Social bougnat.

Publié le 17 Mai 2016

Socialiste bougnat.

L’Auvergne est du point de vue électoral et seulement de ce point de vue, une terre de gauche. Jusqu’à la victoire du maire du Puy en Velay, Laurent Wauquiez, ( LR) on pouvait encore le dire sans bouffissure car elle résistait même aux scores nationaux du FN. La conversion totale au libéralisme du Parti Socialiste a poussé l’électeur bougnat à chercher dans des couleurs plus bleues des espoirs nouveaux. Et entre Wauquiez et le FN il y a l’épaisseur d’un Saint Nectaire et la même odeur.

Clermont-Ferrand, l’ex capitale régionale dépouillée par la réforme territoriale a longtemps été dirigé par un maire camusien. Roger Quilliot, adepte de l’auteur de l’Homme Révolté, l’était aussi du logement social et du Tout voiture. Il a fidèlement confondu politique de la ville et volonté de la famille Michelin, qui tenait la ville dans sa main. C’était bien normal : c’est elle qui l’avait faite. La Région juste et grande, elle, s’est juste fait dépouillée mais en grand. Sous la mandature de Roger Quilliot, on expulsa les pauvres du centre ville et on détruisait les vieux quartiers de la ville. A l’époque on ne parlait pas de gentrification, mais de réhabilitation : Les socialistes ont donc bousillé tout le centre ancien et ont créé des pénétrantes pour l’automobile.
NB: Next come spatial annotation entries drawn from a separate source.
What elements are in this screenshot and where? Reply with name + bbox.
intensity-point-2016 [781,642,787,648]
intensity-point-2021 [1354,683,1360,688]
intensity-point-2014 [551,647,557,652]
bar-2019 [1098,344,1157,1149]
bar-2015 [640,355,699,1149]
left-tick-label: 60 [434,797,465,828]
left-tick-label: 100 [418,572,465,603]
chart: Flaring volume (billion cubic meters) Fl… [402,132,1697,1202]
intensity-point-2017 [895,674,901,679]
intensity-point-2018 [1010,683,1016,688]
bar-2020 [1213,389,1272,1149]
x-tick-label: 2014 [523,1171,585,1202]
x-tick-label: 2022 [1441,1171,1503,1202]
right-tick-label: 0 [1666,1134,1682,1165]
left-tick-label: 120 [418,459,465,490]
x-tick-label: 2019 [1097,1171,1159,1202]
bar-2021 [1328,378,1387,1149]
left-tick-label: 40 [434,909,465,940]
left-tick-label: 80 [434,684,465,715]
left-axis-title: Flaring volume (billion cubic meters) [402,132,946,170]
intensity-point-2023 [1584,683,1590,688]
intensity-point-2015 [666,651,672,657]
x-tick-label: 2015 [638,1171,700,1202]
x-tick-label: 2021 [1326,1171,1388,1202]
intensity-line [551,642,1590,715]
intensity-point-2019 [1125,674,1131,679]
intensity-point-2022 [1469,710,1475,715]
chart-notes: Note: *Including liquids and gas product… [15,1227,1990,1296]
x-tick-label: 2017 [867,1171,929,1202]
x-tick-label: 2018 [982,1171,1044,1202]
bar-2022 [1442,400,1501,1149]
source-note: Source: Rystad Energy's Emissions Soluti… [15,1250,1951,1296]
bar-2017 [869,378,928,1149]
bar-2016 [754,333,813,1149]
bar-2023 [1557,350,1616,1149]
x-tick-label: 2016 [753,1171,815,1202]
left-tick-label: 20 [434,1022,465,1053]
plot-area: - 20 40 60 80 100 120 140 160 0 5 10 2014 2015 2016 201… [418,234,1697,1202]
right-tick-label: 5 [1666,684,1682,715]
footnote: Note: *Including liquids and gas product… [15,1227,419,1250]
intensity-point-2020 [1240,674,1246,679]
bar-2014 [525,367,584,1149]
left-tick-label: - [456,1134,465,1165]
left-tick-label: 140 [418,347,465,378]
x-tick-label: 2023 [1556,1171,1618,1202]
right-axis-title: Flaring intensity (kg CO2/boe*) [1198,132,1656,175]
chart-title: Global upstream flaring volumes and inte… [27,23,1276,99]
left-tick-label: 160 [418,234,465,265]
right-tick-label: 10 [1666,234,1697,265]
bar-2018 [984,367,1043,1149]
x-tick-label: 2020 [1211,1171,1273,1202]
Au Conseil général comme Régional, les majorités socialistes ont voté pendant des années pour un programme hautement écologique en soutenant Michelin, Volvic ou Limagrain et ses filiales pro OGM par des subventions. Sous la présidence de Serge Godard, ex maire de Clermont-Ferrand, un incinérateur aux portes de la ville a vu le jour. Les élus Ecolos et Front de Gauche après des années de combat anti incinérateur ont appelé contre quelques misérables postes, en 2014 à voter Olivier Bianchi, (PS) pour endiguer la progression du Front National. Le maire actuel s’était fait du galon pendant le mouvement anti CIP en freinant les ardeurs révolutionnaires de la jeunesse. Il présidait alors l ‘UNEF, syndicat socialo au manettes à la fac.

Du coté du C.G, Jean Yves Gouttebel restera dans l’Histoire comme celui qui a installé un tramway pour gravir le Puy de Dôme. Il déraille le jour de son ouverture.

Depuis Vercingétorix, les socialistes accompagnent tranquillement le progrès social et le capitalisme privé dans le Puy de Dôme. Reste à Wauquiez, toujours en veste rouge et prés d’une vache, à entretenir au pays du charbon l’envie de travailler pour le bien des entreprises. Il a peu à faire.

L’an dernier le vieux hibou, François Michelin partait vers les cieux. Toute la ville communiait avec la sainte famille Michelin. Les salariés du groupe disaient de lui qui cultivait une image d’homme humble « C’était pas un patron c’était un ami. » Les autres, morts de l’amiante ne sont plus là pour le remercier. Jean Pierre Serezat, syndicaliste, et « pisse vinaigre » rendait lui hommage aux licenciés abusifs, économiques, et à tous ceux qui sont morts de maladies professionnelles. Il était bloqué dans sa carrière car considéré comme un ennemi de l’intérieur, un terroriste : Sa fiche disait : « Ne respecte pas les valeurs de l’entreprise » Pas socialiste.